首页 > 编程语言 >提取关键词的算法

提取关键词的算法

时间:2023-02-14 15:25:30浏览次数:60  
标签:提取 language doc 关键词 ngram 算法 kw keywords import

1、keyBERT(英文效果>中文)

链接:https://hidadeng.github.io/blog/keybert_tutorial/

 

用法:

!pip3 install gensim==4.0.0
!pip3 install keybert==0.5.1
!pip3 install gensim==3.8.3
from keybert import KeyBERT
import jieba

bertModel = KeyBERT('distiluse-base-multilingual-cased')
# bertModel = KeyBERT('distilbert-base-nli-mean-tokens')
doc="Primovist 10ml pre-filled glass syringes"


doc = " ".join(jieba.cut(doc))
kw = bertModel.extract_keywords(doc, keyphrase_ngram_range=(1, 1), stop_words=None, top_n=10)
print(kw)
from keybert import KeyBERT
import spacy
import jieba


zh_model = spacy.load("zh_core_web_sm")
bertModel = KeyBERT(model=zh_model)
# 中文测试数据

doc = "各有关单位:   为提高体外诊断试剂临床试验的科学性与合理性,优化临床试验技术要求和管理要求,按照中共中央办公厅、国务院办公厅印发《关于深化审评审批制度改革鼓励药品医疗器械创新的意见》(厅字〔2017〕42号)总体要求和国家药品监督管理局的统一部署,结合《医疗器械监督管理条例》及配套规章的修改情况,我中心对《体外诊断试剂临床试验技术指导原则》(国家食品药品监督管理总局通告 2014年第16号)进行修订,形成了《体外诊断试剂临床试验指导原则(征求意见稿)》。"

# 整理成类似于英语这样空格间隔词语形式的文本
doc = ' '.join(jieba.lcut(doc))


# 关键词提取
keywords = bertModel.extract_keywords(doc, keyphrase_ngram_range=(1, 1), stop_words=None, top_n=10)
print(keywords)
from keybert import KeyBERT
import spacy

doc="Primovist 10ml pre-filled glass syringes: Possible issue with plunger resistance A Dear Healthcare Professional Letter has been issued by Bayer to inform healthcare professionals of possible increased plunger resistance with single Primovist 10 mL pre-filled glass syringes. "

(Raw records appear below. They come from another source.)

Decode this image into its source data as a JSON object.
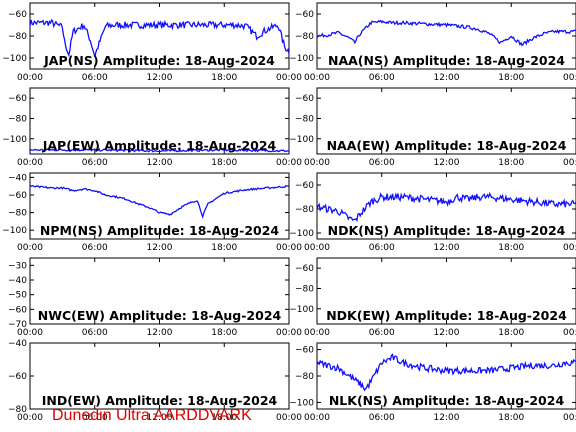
{
  "footer": "Dunedin Ultra AARDDVARK",
  "colors": {
    "trace": "#1010ff",
    "axis": "#000000",
    "footer": "#e00000"
  },
  "x_tick_labels": [
    "00:00",
    "06:00",
    "12:00",
    "18:00",
    "00:00"
  ],
  "chart_data": [
    {
      "type": "line",
      "title": "JAP(NS) Amplitude: 18-Aug-2024",
      "x_range": [
        0,
        24
      ],
      "ylim": [
        -110,
        -50
      ],
      "y_ticks": [
        -60,
        -80,
        -100
      ],
      "series": [
        {
          "x": [
            0,
            1,
            2,
            3,
            3.2,
            3.6,
            4,
            5,
            5.6,
            6,
            7,
            8,
            10,
            12,
            14,
            16,
            18,
            19,
            20,
            21,
            22,
            23,
            23.6,
            24
          ],
          "y": [
            -68,
            -68,
            -68,
            -72,
            -85,
            -97,
            -76,
            -70,
            -84,
            -98,
            -71,
            -70,
            -70,
            -70,
            -70,
            -70,
            -70,
            -70,
            -71,
            -80,
            -74,
            -70,
            -90,
            -94
          ],
          "noise": 6
        }
      ]
    },
    {
      "type": "line",
      "title": "NAA(NS) Amplitude: 18-Aug-2024",
      "x_range": [
        0,
        24
      ],
      "ylim": [
        -110,
        -50
      ],
      "y_ticks": [
        -60,
        -80,
        -100
      ],
      "series": [
        {
          "x": [
            0,
            1,
            2,
            3,
            3.5,
            4,
            5,
            6,
            7,
            8,
            10,
            12,
            14,
            15,
            16,
            17,
            18,
            19,
            20,
            21,
            22,
            23,
            24
          ],
          "y": [
            -80,
            -79,
            -77,
            -82,
            -86,
            -78,
            -68,
            -67,
            -68,
            -68,
            -69,
            -70,
            -72,
            -74,
            -78,
            -86,
            -80,
            -88,
            -82,
            -78,
            -76,
            -76,
            -76
          ],
          "noise": 3
        }
      ]
    },
    {
      "type": "line",
      "title": "JAP(EW) Amplitude: 18-Aug-2024",
      "x_range": [
        0,
        24
      ],
      "ylim": [
        -115,
        -50
      ],
      "y_ticks": [
        -60,
        -80,
        -100
      ],
      "series": [
        {
          "x": [
            0,
            6,
            12,
            18,
            24
          ],
          "y": [
            -111,
            -111,
            -112,
            -111,
            -112
          ],
          "noise": 2
        }
      ]
    },
    {
      "type": "line",
      "title": "NAA(EW) Amplitude: 18-Aug-2024",
      "x_range": [
        0,
        24
      ],
      "ylim": [
        -115,
        -50
      ],
      "y_ticks": [
        -60,
        -80,
        -100
      ],
      "series": []
    },
    {
      "type": "line",
      "title": "NPM(NS) Amplitude: 18-Aug-2024",
      "x_range": [
        0,
        24
      ],
      "ylim": [
        -110,
        -35
      ],
      "y_ticks": [
        -40,
        -60,
        -80,
        -100
      ],
      "series": [
        {
          "x": [
            0,
            2,
            3,
            4,
            5,
            6,
            7,
            8,
            9,
            10,
            11,
            12,
            13,
            14,
            15,
            15.5,
            16,
            16.5,
            17,
            17.5,
            18,
            19,
            20,
            21,
            22,
            23,
            24
          ],
          "y": [
            -50,
            -52,
            -52,
            -55,
            -53,
            -55,
            -60,
            -62,
            -65,
            -70,
            -74,
            -80,
            -82,
            -74,
            -68,
            -66,
            -84,
            -70,
            -66,
            -62,
            -58,
            -56,
            -54,
            -53,
            -52,
            -51,
            -50
          ],
          "noise": 2
        }
      ]
    },
    {
      "type": "line",
      "title": "NDK(NS) Amplitude: 18-Aug-2024",
      "x_range": [
        0,
        24
      ],
      "ylim": [
        -105,
        -50
      ],
      "y_ticks": [
        -60,
        -80,
        -100
      ],
      "series": [
        {
          "x": [
            0,
            1,
            2,
            3,
            3.5,
            4,
            5,
            6,
            7,
            8,
            10,
            12,
            13,
            14,
            15,
            16,
            18,
            20,
            22,
            24
          ],
          "y": [
            -78,
            -80,
            -82,
            -88,
            -90,
            -84,
            -74,
            -70,
            -70,
            -70,
            -72,
            -74,
            -70,
            -72,
            -70,
            -70,
            -72,
            -74,
            -76,
            -76
          ],
          "noise": 6
        }
      ]
    },
    {
      "type": "line",
      "title": "NWC(EW) Amplitude: 18-Aug-2024",
      "x_range": [
        0,
        24
      ],
      "ylim": [
        -70,
        -25
      ],
      "y_ticks": [
        -30,
        -40,
        -50,
        -60,
        -70
      ],
      "series": []
    },
    {
      "type": "line",
      "title": "NDK(EW) Amplitude: 18-Aug-2024",
      "x_range": [
        0,
        24
      ],
      "ylim": [
        -115,
        -50
      ],
      "y_ticks": [
        -60,
        -80,
        -100
      ],
      "series": []
    },
    {
      "type": "line",
      "title": "IND(EW) Amplitude: 18-Aug-2024",
      "x_range": [
        0,
        24
      ],
      "ylim": [
        -80,
        -40
      ],
      "y_ticks": [
        -40,
        -60,
        -80
      ],
      "series": []
    },
    {
      "type": "line",
      "title": "NLK(NS) Amplitude: 18-Aug-2024",
      "x_range": [
        0,
        24
      ],
      "ylim": [
        -105,
        -55
      ],
      "y_ticks": [
        -60,
        -80,
        -100
      ],
      "series": [
        {
          "x": [
            0,
            1,
            2,
            3,
            4,
            4.5,
            5,
            6,
            7,
            8,
            10,
            12,
            14,
            16,
            18,
            20,
            22,
            23,
            24
          ],
          "y": [
            -70,
            -72,
            -74,
            -80,
            -86,
            -90,
            -84,
            -70,
            -66,
            -70,
            -74,
            -76,
            -76,
            -76,
            -74,
            -72,
            -72,
            -70,
            -70
          ],
          "noise": 5
        }
      ]
    }
  ]
}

en_model = spacy.load("en_core_web_sm")
kw_model = KeyBERT()
keywords = kw_model.extract_keywords(doc, keyphrase_ngram_range=(1, 1), stop_words=None, top_n=20)
print(keywords)

常用extract_keywords参数

bertModel.extract_keywords(docs, keyphrase_ngram_range, stop_words, top_n)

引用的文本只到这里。